Core Concepts
Contrastive learning can be used to refine pre-existing embeddings and improve their performance on downstream tasks.
Abstract
The paper proposes a novel contrastive learning framework called SIMSKIP that takes pre-trained embeddings as input and refines them using a skip-connection based encoder-projector architecture.
Key highlights:
The authors identify a limitation of existing contrastive learning methods - they focus on the input data modalities but overlook the potential of refining pre-trained embeddings.
SIMSKIP incorporates skip connections to retain the expressiveness of the original embedding while learning refinements, which the authors prove theoretically does not lead to larger error bounds on downstream tasks.
Extensive experiments on various datasets and tasks, including knowledge graph embeddings, image classification, node classification, and text embeddings, demonstrate the effectiveness of SIMSKIP in improving downstream performance compared to the original embeddings.
The authors also conduct an ablation study to show the importance of the skip connection in SIMSKIP's architecture.

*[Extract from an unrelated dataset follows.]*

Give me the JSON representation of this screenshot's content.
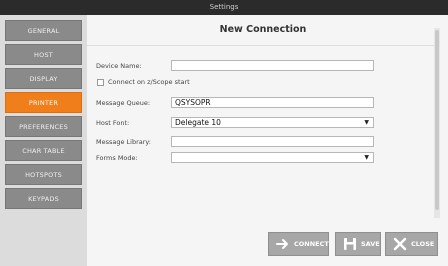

The paper provides a principled approach to refining pre-trained embeddings using contrastive learning, which can be broadly applicable across different data modalities and downstream applications.
Quotes
"To the best of our knowledge, we are the first to propose and investigate the use of contrastive learning to improve the robustness of embedding spaces."
"We theoretically prove that after applying SIMSKIP on the input embedding space, for a downstream task, the error upper bound of the new learned fine-tuned embedding will not be larger than that of the original embedding space."